In vitro assay for osteoinductive activity of
different demineralized freeze-dried bone
allograft

Shahram Vaziri1, Surena Vahabi1, Maryam Torshabi2, Somayeh Hematzadeh3,*
1Department of Periodontology, Dental school, Shahid Beheshti University of Medical Sciences, Tehran, Iran
2Department of Dental Material, Dental school, Shahid Beheshti University of Medical Sciences, Tehran, Iran
3Department of Periodontology, Dental school, Qazvin University of Medical Sciences, Qazvin, Iran
Purpose: Various bone graft materials have been used for periodontal tissue regeneration. Demineralized freeze-dried bone
allograft (DFDBA) is a widely used bone substitute. The current widespread use of DFDBA is based on its potential osteoinductive
ability. Due to the lack of verifiable data, the purpose of this study was to assess the osteoinductive activity of different
DFDBAs in vitro.
Methods: Sarcoma osteogenic (SaOS-2) cells (human osteoblast-like cells) were exposed to 8 mg/mL and 16 mg/mL concentrations
of three commercial types of DFDBA: Osseo+, AlloOss, and Cenobone. The effect of these materials on cell proliferation
was determined using the 3-[4,5-dimethylthiazol-2-yl]-2,5-diphenyltetrazolium bromide assay. The osteoinductive ability
was evaluated using alizarin red staining, and the results were confirmed by evaluating osteogenic gene expression using reverse
transcription polymerase chain reaction (RT-PCR).

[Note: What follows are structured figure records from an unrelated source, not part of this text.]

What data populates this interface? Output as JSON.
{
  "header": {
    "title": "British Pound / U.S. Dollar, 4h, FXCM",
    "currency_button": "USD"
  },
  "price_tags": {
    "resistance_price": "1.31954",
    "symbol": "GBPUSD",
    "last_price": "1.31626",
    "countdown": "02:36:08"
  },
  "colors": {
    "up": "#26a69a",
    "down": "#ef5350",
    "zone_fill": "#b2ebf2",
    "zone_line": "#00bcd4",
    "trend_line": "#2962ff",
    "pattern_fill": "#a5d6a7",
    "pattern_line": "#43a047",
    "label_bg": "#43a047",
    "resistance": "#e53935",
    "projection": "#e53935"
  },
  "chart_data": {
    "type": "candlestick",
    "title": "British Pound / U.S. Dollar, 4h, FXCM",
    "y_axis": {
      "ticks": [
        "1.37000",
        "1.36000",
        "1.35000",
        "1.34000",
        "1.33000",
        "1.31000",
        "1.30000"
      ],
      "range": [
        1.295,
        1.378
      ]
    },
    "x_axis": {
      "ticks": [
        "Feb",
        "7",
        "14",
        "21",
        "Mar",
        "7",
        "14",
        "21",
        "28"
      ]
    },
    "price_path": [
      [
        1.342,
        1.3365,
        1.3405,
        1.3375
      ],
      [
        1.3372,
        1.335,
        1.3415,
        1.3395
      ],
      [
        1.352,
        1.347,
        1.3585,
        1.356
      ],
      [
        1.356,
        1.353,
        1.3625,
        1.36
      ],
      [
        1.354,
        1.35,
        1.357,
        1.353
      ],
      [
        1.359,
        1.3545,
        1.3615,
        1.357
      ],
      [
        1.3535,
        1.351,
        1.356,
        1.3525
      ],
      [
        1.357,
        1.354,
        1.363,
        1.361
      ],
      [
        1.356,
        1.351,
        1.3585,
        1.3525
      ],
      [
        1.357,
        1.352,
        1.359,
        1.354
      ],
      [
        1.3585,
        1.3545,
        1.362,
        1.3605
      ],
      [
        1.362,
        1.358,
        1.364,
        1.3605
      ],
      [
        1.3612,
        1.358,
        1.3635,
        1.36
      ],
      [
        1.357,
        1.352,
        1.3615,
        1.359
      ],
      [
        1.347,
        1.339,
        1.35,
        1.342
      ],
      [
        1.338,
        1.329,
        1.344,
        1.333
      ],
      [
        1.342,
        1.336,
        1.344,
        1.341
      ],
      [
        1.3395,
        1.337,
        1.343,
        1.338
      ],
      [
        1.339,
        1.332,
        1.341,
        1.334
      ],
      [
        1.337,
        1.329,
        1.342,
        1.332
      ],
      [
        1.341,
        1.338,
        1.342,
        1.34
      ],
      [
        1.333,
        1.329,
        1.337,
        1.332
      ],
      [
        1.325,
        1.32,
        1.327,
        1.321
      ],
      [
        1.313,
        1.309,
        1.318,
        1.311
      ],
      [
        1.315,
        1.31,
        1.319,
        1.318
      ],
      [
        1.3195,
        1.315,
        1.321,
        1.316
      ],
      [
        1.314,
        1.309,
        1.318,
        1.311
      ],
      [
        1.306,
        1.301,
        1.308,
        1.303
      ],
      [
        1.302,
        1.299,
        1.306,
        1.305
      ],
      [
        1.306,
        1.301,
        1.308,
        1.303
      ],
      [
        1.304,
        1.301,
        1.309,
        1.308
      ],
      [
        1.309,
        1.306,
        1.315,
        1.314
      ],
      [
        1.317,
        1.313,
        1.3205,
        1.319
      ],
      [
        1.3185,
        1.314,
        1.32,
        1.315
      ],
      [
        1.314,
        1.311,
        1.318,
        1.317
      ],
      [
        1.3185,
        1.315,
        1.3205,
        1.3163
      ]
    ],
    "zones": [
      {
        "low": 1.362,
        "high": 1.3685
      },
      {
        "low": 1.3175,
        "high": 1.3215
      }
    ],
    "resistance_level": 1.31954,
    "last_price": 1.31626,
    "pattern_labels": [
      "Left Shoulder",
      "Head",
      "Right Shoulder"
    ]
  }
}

Results: In the SaOS-2 cells, an 8 mg/mL concentration of Osseo+ and Cenobone significantly increased cell proliferation in
48 hours after exposure (P<0.001); however, in these two bone materials, the proliferation of cells was significantly decreased
after 48 hours of exposure with a 16 mg/mL concentration (P<0.001). The alizarin red staining results demonstrated that the
16 mg/mL concentration of all three tested DFDBA induced complete morphologic differentiation and mineralized nodule
production of the SaOS-2 cells. The RT-PCR results revealed osteopontin gene expression at a 16 mg/mL concentration of all
three test groups, but not at an 8 mg/mL concentration.
Conclusions: These commercial types of DFDBA are capable of decreasing proliferation and increasing osteogenic differentiation
of the SaOS-2 cell line and have osteoinductive activity in vitro.